Back in November last year, Tencent revealed a game called Light of Motiram that was almost comically obviously lifting its entire aesthetic from Sony’s Horizon game series. At the time we suggested the game was obviously a lawsuit waiting to happen, and sure enough in July this year Sony announced it was suing Tencent over the “slavish clone.” Now, it appears that case has been quietly settled behind the scenes.

As reported by The Verge, a court document reveals that the case is over, all parties are paying their own costs, and—as so often seems to be the case—the settlement is “confidential.” Which is to say, we’ll never find out what was agreed, but can draw inference from the fact that the game’s Steam page remains deleted.

At the time of the reveal, Light of Motiram was hilariously obviously knocking off Horizon Zero Dawn. Every detail of the promo shots could be mistaken for a new entry in Guerrilla Games’ series, from setting to player character to robo-animal creature design. Sony claimed in its lawsuit that the company had recently declined to collaborate with Tencent on a new Horizon game, and soon after Tencent revealed their remarkably familiar game anyway.

© Tencent

The creature designs were especially egregious, making Palworld look like a font of creativity:

© Tencent / Sony / Kotaku

A month after Sony filed, Tencent removed the store pages for Motiram from both Steam and the Epic Game Store, which didn’t look wholly innocent. Developers Polaris Quest also had previously started removing the most overt images and language, trying to portray a far more generic-looking game. This was thought at the time to perhaps be an effort to convince Sony to settle, but perhaps was laying the groundwork for Tencent’s attempt to have the case dismissed on the basis that Sony couldn’t claim a “monopoly on genre conventions” from a “well-trodden corner of popular culture.”
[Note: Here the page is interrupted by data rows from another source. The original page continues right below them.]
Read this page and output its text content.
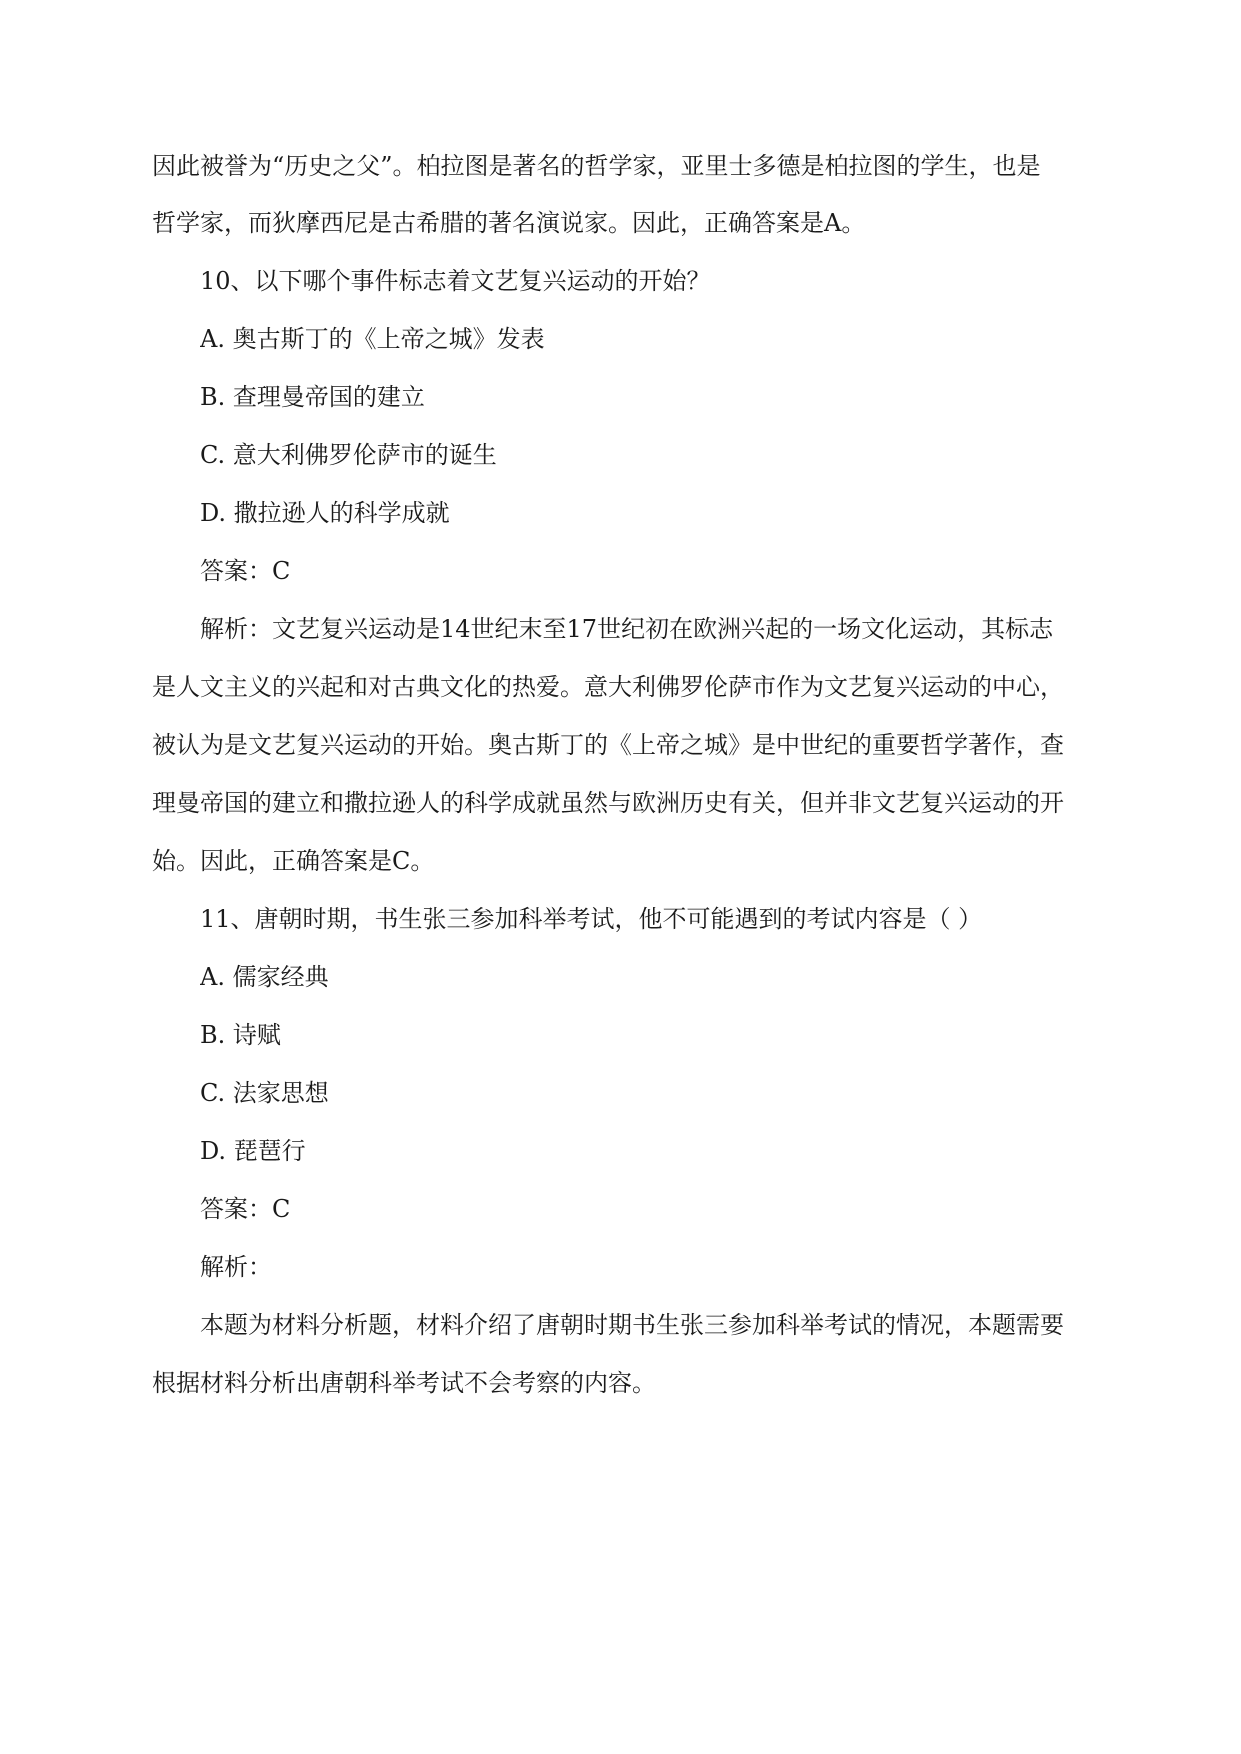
因此被誉为“历史之父”。柏拉图是著名的哲学家，亚里士多德是柏拉图的学生，也是
哲学家，而狄摩西尼是古希腊的著名演说家。因此，正确答案是A。
10、以下哪个事件标志着文艺复兴运动的开始？
A. 奥古斯丁的《上帝之城》发表
B. 查理曼帝国的建立
C. 意大利佛罗伦萨市的诞生
D. 撒拉逊人的科学成就
答案：C
解析：文艺复兴运动是14世纪末至17世纪初在欧洲兴起的一场文化运动，其标志
是人文主义的兴起和对古典文化的热爱。意大利佛罗伦萨市作为文艺复兴运动的中心，
被认为是文艺复兴运动的开始。奥古斯丁的《上帝之城》是中世纪的重要哲学著作，查
理曼帝国的建立和撒拉逊人的科学成就虽然与欧洲历史有关，但并非文艺复兴运动的开
始。因此，正确答案是C。
11、唐朝时期，书生张三参加科举考试，他不可能遇到的考试内容是（ ）
A. 儒家经典
B. 诗赋
C. 法家思想
D. 琵琶行
答案：C
解析：
本题为材料分析题，材料介绍了唐朝时期书生张三参加科举考试的情况，本题需要
根据材料分析出唐朝科举考试不会考察的内容。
Jump forward to today, and it seems the two companies have agreed to stop fighting and play in their own sections of the yard. In a statement provided to The Verge, Tencent said “SIE and Tencent are pleased to have reached a confidential resolution and will have no further public comment on this matter.”

What this all means will perhaps become more clear if Light of Motiram restores its store pages or resumes updates. Its website still has links to the long-deleted Steam store page, but its various social media accounts and Discord haven’t been updated since March, notably months before Sony filed the suit.